Онлайн книга «На сцене, в постели, в огне»

Cтраница 26

— Ничего себе, бритва! — шептались за кулисами друзья-актеры. — Зря каркал Алёшка! Да за такую бритву кто угодно рад бы схватиться!

Они не ведали, что говорили, не ведали, что имел в виду Яковлев. Знали об этом только два человека — он сам и… актриса Катерина Семенова.


Уж, казалось бы, все давно-давно в прошлом, пора забыть полудетскую любовь восторженной девочки к красавцу-актеру — первую любовь, так больно разбившуюся о жизнь. Но беда в том, что Катерина была очень похожа на героя своих грез — она тоже оказалась привержена одной любви. Великодушный добряк Гагарин так и не затронул ее сердца, хотя совместно-раздельное существование их было мирным, веселым и увенчалось рождением двух дочерей. Поскольку от прежней жены Гагарин имел только сыновей, он был очень доволен девочками и обожал их, а уж Катерину полюбил еще больше, если только такое возможно. Правда, и беременность, и роды проходили тяжело — настолько тяжело, что Катерина с трудом посещала репетиции, падала в обмороки, ее беспрестанно рвало, так что пришлось отказаться от нескольких прекрасных ролей. Она страстно любила своих дочек — гораздо больше, чем их отца! — однако сцена оставалась ее главной любовью.

Катерина даже себе не могла признаться, что манят ее не только огни рампы и бури аплодисментов. Манит та самая нереальная, невозможная жизнь, которую она проводила в объятиях Танкреда-Фингала-Язона-Тезея-Пирра-Яковлева, выслушивая пылкие признания, наслаждаясь его обворожительным взглядом, устремленным на нее… только на нее! И за то, чтобы эти объятия смыкались вокруг нее как можно чаще, она готова была платить какую угодно цену: отказывать в любви человеку, который пожертвовал ей всю жизнь, отказывать себе в новых радостях материнства… Только бы видеть его. Только бы наслаждаться этим фантомом любви, этим призраком счастья.

Она настолько привыкла, что в реальности Яковлев равнодушен — воинствующе равнодушен к ней! — что даже оставила всякие попытки прельщения его. Но вот случился тот прием в доме ее сестры Нимфодоры…

Чудилось, младшая Семенова притягивает к себе удачу. Голос и успехи ее в водевилях были всего лишь необходимым добавлением к ее прелестям. Она не была терзаема тщеславием, честолюбием, подобно старшей сестре. Она просто жила в своем роскошном доме, наслаждалась жизнью — и пела… как птичка поет.

Нимфодора, как и ее покровитель граф Мусин-Пушкин, больше всего на свете обожала веселые сборища, на которые, конечно, беспрестанно приглашались лучшие актеры Петербурга. И Катерина Семенова, и князь Гагарин, и Алексей Яковлев, и злосчастная Александра Каратыгина бывали на них множество раз вместе и порознь. Но вот как-то раз так случилось, что на очередном сборище не было ни Гагарина, который, как всегда, мотался между Тверью, Москвой и Петербургом, ни Каратыгиной, которая была занята выяснением отношений с мужем. Нимфодора больше не могла видеть, какой тоской омрачено лицо любимой сестры, когда она смотрит на Яковлева. И веселая хозяйка принялась его усердно спаивать. Потом она отвела его в уединенный кабинетик, а вскоре втолкнула туда сестру.
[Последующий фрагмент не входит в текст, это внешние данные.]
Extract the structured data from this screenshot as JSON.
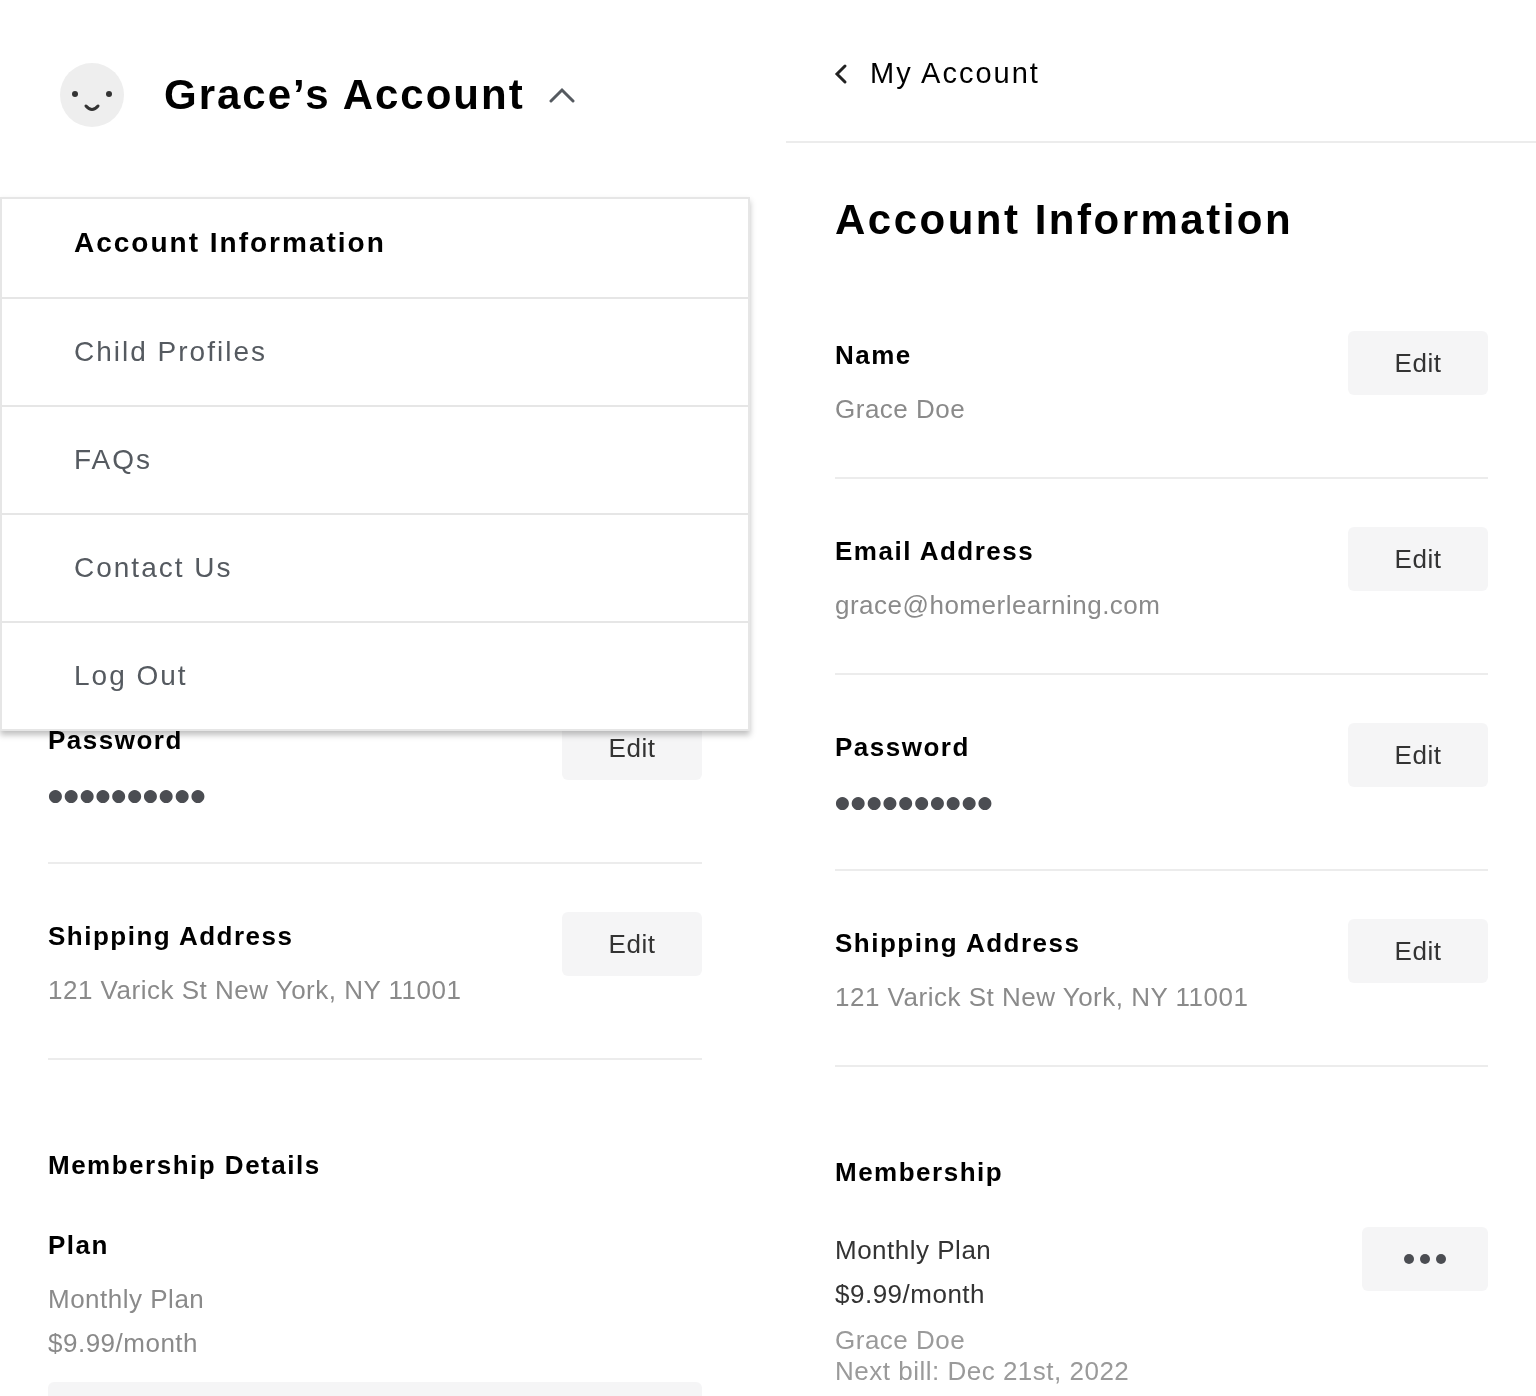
{
  "header": {
    "title": "Grace’s Account",
    "expanded": true
  },
  "menu": [
    {
      "label": "Account Information",
      "selected": true
    },
    {
      "label": "Child Profiles",
      "selected": false
    },
    {
      "label": "FAQs",
      "selected": false
    },
    {
      "label": "Contact Us",
      "selected": false
    },
    {
      "label": "Log Out",
      "selected": false
    }
  ],
  "left_page": {
    "sections": [
      {
        "label": "Password",
        "kind": "password",
        "value": "●●●●●●●●●●",
        "button": "Edit"
      },
      {
        "label": "Shipping Address",
        "kind": "text",
        "value": "121 Varick St New York, NY 11001",
        "button": "Edit"
      }
    ],
    "membership": {
      "title": "Membership Details",
      "plan_label": "Plan",
      "plan": "Monthly Plan",
      "price": "$9.99/month"
    }
  },
  "right_page": {
    "back": "My Account",
    "title": "Account Information",
    "sections": [
      {
        "label": "Name",
        "kind": "text",
        "value": "Grace Doe",
        "button": "Edit"
      },
      {
        "label": "Email Address",
        "kind": "text",
        "value": "grace@homerlearning.com",
        "button": "Edit"
      },
      {
        "label": "Password",
        "kind": "password",
        "value": "●●●●●●●●●●",
        "button": "Edit"
      },
      {
        "label": "Shipping Address",
        "kind": "text",
        "value": "121 Varick St New York, NY 11001",
        "button": "Edit"
      }
    ],
    "membership": {
      "title": "Membership",
      "plan": "Monthly Plan",
      "price": "$9.99/month",
      "holder": "Grace Doe",
      "next_bill": "Next bill: Dec 21st, 2022"
    }
  }
}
Катерина, которая уже почти отвыкла воспринимать предмет своих тайных вздохов как реального человека из плоти и крови, вдруг разошлась, расшалилась, распалилась… Она тоже была не слишком-то трезва, признаться! В объятия друг друга их толкнуло мгновенно вспыхнувшее вожделение, а еще больше — внезапно охватившая Алексея злость на судьбу, на его любовь, которая беспрестанно разрывала ему сердце и стала адской мукой. К тому же он порой не без удовольствия вспоминал, как смотрела на него Катерина тогда, во время премьеры «Моины». Строго говоря, она всегда на него смотрела только так!

Ну вот, здесь, в доме Нимфодоры, между ними всё и свершилось — свершилось стремительно, бурно, безрассудно, в вихре тех самых слов, которые они так часто твердили друг другу на сцене… только теперь их призрачные объятия и поцелуи воплотились в мучительную реальность.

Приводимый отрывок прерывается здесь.